The Bank for International Settlements (BIS) issued on Thursday the first part of the Global Code of Conduct for the Foreign Exchange Market, which aims to promote integrity and strengthen the code of conduct standards by introducing a global set of principles in forex markets.

The published document defines the Code as “a set of global principles of good practice in the foreign exchange market“. The Code reinforces six main principals, which are expected to apply to all forex market participants, including retail foreign exchange brokers and electronic trading platforms. These are: ethics, governance, information sharing, execution, risk management and compliance, and confirmation and settlement. The Code will be voluntarily adhered by market participants, rather than imposing legal or regulatory obligations on its own or being a supplement to local laws. The BIS noted that for some, it might take take to fully adopt the principles of the Code into their internal practices.

“The motivation for this work derives from the desire to promote integrity and restore confidence in the wholesale foreign exchange market (FX market) in light of the recent cases of misconduct,” the document read.

The second phase, or the complete Code, will be release in May 2017, but it will evolve and be changed over time to reflect the evolving nature of the forex market itself.  It is being developed by central banks and market participants from 16 jurisdictions.

“In a globalised world, the foreign exchange market is one of the most vital parts of the financial plumbing,” said Guy, chairman of the Foreign Exchange Working Group (FXWG). “One of the guiding principles underpinning our work is that the Code should promote a robust, fair, liquid, open, and transparent market,” he added.

The FXWG was set up in July last year and includes as members the central banks of Australia, Brazil, Canada, China, France, Hong Kong, India, Japan, Korea, Mexico, Singapore, Sweden, Switzerland, the UK, the Federal Reserve Bank of New York, and the European Central Bank (ECB).

We expect market participants will evolve their practices to be consistent with the principles contained in the Global Code in order to promote a robust, fair, liquid, open, and transparent market underpinned by high ethical standards, members of the Economic Consultative Committee (ECC) and the Global Economy Meeting (GEM), said in a statement, published on the BIS website.

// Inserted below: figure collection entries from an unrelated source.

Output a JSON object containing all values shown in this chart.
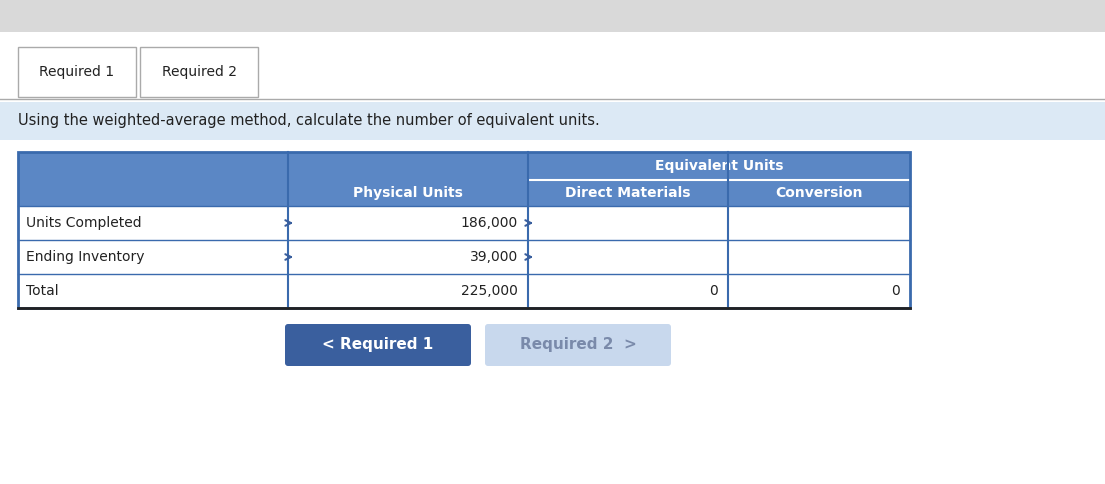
{
  "tab1_label": "Required 1",
  "tab2_label": "Required 2",
  "instruction": "Using the weighted-average method, calculate the number of equivalent units.",
  "col_headers": [
    "",
    "Physical Units",
    "Direct Materials",
    "Conversion"
  ],
  "col_subheader": "Equivalent Units",
  "rows": [
    [
      "Units Completed",
      "186,000",
      "",
      ""
    ],
    [
      "Ending Inventory",
      "39,000",
      "",
      ""
    ],
    [
      "Total",
      "225,000",
      "0",
      "0"
    ]
  ],
  "btn1_label": "< Required 1",
  "btn2_label": "Required 2  >",
  "bg_top": "#d9d9d9",
  "bg_page": "#ffffff",
  "bg_instruction": "#dce9f5",
  "tab_border": "#aaaaaa",
  "tab_active_bg": "#ffffff",
  "tab_inactive_bg": "#eeeeee",
  "table_header_bg": "#5b87c5",
  "table_header_text": "#ffffff",
  "table_border": "#3a6aad",
  "table_row_bg": "#ffffff",
  "table_total_border": "#222222",
  "btn1_bg": "#3a5f9e",
  "btn1_text": "#ffffff",
  "btn2_bg": "#c8d8ed",
  "btn2_text": "#7a8aaa",
  "arrow_color": "#3a5f9e",
  "instruction_text_color": "#222222",
  "row_label_color": "#222222",
  "data_color": "#222222"
}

Meanwhile, the UK’s Financial Conduct Authority (FCA) issued on Thursday a notice on the matter, referring to the Code as “a significant milestone”, since “it represents a key step in the development of principles governing trading practices in forex markets worldwide”.

Switzerland-based BIS, set up in 1930, is the world’s oldest international financial organization, with 60 member central banks, representing countries from around the world that together make up about 95% of world GDP.